Added another programmer, "Unfortunately, a lot of people will lose jobs, just like any consolidation."
ABC FAMILY SWIPES
Comcast will also have to find a way to turn around ABC Family, which Burke was particularly critical of last week.
"ABC Family, which Disney paid over $5 billion for just a couple of years ago, by our calculations is not making money, or making very little money, and certainly not a fair return on investment," Burke said.
Since ABC Family's president, Angela Shapiro, left late last year, the network has been without its own CEO and been put under the wing of Anne Sweeney, president of the ABC Cable Networks Group.
Disney's efforts to repurpose ABC's programming on ABC Family has met with mixed success.

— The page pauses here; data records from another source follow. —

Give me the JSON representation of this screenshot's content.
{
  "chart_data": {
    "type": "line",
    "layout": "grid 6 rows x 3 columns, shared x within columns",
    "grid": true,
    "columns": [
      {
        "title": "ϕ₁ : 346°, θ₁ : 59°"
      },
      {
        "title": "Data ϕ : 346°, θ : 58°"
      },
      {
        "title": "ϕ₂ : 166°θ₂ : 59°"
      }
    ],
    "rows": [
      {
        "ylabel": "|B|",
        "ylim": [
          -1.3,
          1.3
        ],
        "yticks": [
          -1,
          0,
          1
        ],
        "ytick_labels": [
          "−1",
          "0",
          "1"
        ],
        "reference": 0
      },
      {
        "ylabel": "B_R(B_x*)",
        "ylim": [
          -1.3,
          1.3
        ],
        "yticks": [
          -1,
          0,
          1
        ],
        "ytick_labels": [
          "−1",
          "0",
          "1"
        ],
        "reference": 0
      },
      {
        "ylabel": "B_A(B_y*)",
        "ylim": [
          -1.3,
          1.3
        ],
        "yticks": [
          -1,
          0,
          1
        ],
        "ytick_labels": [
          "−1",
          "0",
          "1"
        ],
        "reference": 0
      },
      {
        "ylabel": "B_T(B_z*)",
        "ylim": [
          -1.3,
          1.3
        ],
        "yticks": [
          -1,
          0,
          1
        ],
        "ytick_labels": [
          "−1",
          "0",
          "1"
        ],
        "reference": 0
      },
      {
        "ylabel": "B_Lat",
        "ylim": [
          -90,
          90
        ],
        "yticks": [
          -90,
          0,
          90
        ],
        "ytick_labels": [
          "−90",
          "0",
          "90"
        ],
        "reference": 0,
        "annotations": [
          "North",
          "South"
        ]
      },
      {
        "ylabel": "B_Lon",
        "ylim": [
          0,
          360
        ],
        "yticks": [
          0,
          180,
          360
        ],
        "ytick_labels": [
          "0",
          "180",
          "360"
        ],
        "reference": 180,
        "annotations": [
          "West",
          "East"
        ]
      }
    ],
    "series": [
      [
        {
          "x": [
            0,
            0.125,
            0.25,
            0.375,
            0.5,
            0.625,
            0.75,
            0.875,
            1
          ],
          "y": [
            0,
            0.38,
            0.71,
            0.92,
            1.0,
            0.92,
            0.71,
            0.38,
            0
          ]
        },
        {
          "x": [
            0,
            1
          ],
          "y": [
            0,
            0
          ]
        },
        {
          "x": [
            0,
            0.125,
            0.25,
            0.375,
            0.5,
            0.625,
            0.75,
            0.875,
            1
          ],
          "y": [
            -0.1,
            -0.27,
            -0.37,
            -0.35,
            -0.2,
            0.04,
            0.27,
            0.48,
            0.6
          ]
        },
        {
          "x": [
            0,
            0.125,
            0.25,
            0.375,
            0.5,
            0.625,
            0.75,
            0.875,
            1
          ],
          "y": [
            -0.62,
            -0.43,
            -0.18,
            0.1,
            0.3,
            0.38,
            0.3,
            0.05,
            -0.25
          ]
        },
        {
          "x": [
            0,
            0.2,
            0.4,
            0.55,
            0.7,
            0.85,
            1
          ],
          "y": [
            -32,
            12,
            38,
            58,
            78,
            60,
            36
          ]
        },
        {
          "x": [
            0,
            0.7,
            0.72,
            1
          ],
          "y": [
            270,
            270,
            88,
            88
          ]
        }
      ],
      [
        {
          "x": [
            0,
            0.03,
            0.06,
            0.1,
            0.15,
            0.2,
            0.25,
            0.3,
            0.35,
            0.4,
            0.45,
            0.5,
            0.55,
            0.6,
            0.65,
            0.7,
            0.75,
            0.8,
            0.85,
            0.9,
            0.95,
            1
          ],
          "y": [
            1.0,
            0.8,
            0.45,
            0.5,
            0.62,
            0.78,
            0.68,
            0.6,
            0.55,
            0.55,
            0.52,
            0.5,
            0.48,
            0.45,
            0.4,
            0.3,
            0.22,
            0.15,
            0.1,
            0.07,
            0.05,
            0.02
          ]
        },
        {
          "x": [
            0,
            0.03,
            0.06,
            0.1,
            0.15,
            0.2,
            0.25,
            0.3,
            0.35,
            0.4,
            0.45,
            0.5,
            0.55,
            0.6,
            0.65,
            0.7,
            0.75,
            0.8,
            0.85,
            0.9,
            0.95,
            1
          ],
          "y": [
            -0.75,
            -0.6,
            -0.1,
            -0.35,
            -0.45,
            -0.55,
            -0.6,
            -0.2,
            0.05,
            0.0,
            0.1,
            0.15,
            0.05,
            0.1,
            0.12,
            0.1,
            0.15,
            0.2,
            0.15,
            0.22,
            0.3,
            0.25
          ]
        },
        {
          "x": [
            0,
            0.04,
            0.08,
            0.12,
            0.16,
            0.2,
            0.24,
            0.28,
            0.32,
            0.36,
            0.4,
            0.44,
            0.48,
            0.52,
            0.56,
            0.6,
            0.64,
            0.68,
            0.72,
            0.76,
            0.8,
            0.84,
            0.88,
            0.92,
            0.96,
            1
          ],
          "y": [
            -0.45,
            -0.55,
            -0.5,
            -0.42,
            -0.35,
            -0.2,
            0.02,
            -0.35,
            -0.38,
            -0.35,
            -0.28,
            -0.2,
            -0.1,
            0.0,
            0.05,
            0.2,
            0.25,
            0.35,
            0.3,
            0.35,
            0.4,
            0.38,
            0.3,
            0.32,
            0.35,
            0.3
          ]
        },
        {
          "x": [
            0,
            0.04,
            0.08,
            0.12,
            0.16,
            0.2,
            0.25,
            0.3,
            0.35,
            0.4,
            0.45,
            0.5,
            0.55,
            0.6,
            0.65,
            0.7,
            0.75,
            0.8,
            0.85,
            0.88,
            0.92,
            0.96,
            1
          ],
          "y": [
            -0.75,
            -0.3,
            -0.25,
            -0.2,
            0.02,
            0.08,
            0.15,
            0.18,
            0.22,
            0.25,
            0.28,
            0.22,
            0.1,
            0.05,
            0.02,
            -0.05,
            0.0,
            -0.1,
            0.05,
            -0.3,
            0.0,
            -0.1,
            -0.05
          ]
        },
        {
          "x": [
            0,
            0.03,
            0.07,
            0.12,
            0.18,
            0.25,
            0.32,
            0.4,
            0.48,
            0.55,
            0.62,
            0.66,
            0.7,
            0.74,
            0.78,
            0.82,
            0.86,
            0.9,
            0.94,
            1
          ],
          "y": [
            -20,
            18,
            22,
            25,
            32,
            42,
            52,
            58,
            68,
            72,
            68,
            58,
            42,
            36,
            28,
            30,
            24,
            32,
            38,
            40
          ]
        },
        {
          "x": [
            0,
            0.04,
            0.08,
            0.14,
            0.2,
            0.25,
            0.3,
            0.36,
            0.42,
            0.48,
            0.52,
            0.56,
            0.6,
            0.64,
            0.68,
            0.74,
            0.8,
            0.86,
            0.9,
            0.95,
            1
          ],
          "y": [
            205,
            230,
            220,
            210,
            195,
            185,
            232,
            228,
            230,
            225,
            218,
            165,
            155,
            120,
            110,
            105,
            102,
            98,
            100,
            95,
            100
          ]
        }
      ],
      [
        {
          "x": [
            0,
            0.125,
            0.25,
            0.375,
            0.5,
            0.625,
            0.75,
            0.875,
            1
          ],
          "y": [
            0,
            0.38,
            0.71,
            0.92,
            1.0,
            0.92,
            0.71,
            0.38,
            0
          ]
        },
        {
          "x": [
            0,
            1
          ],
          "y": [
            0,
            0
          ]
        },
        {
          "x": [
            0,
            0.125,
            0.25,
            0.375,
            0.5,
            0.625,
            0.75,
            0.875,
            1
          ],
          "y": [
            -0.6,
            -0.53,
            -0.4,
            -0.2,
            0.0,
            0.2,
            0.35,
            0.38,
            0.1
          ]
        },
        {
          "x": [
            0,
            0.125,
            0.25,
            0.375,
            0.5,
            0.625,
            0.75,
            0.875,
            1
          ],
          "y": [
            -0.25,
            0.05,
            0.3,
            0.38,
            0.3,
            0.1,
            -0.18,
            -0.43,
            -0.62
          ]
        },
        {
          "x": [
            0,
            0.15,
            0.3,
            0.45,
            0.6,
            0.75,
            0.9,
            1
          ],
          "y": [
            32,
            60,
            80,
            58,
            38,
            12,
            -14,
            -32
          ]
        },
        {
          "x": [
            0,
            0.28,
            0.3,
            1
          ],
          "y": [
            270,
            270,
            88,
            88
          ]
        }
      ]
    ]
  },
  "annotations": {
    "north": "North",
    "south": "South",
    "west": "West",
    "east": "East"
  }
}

While Burke stressed Comcast's mission to launch new cable channels, programmers said one of the MSO's biggest upsides is to increase carriage for Disney's cable networks. For example, Disney's animation channel is only in 43.7 million homes, compared with Turner's high-rated Cartoon Network, in 86.3 million.
"Toon Disney could be a much, much stronger network," one programmer said. "Look at the value Cartoon Network has."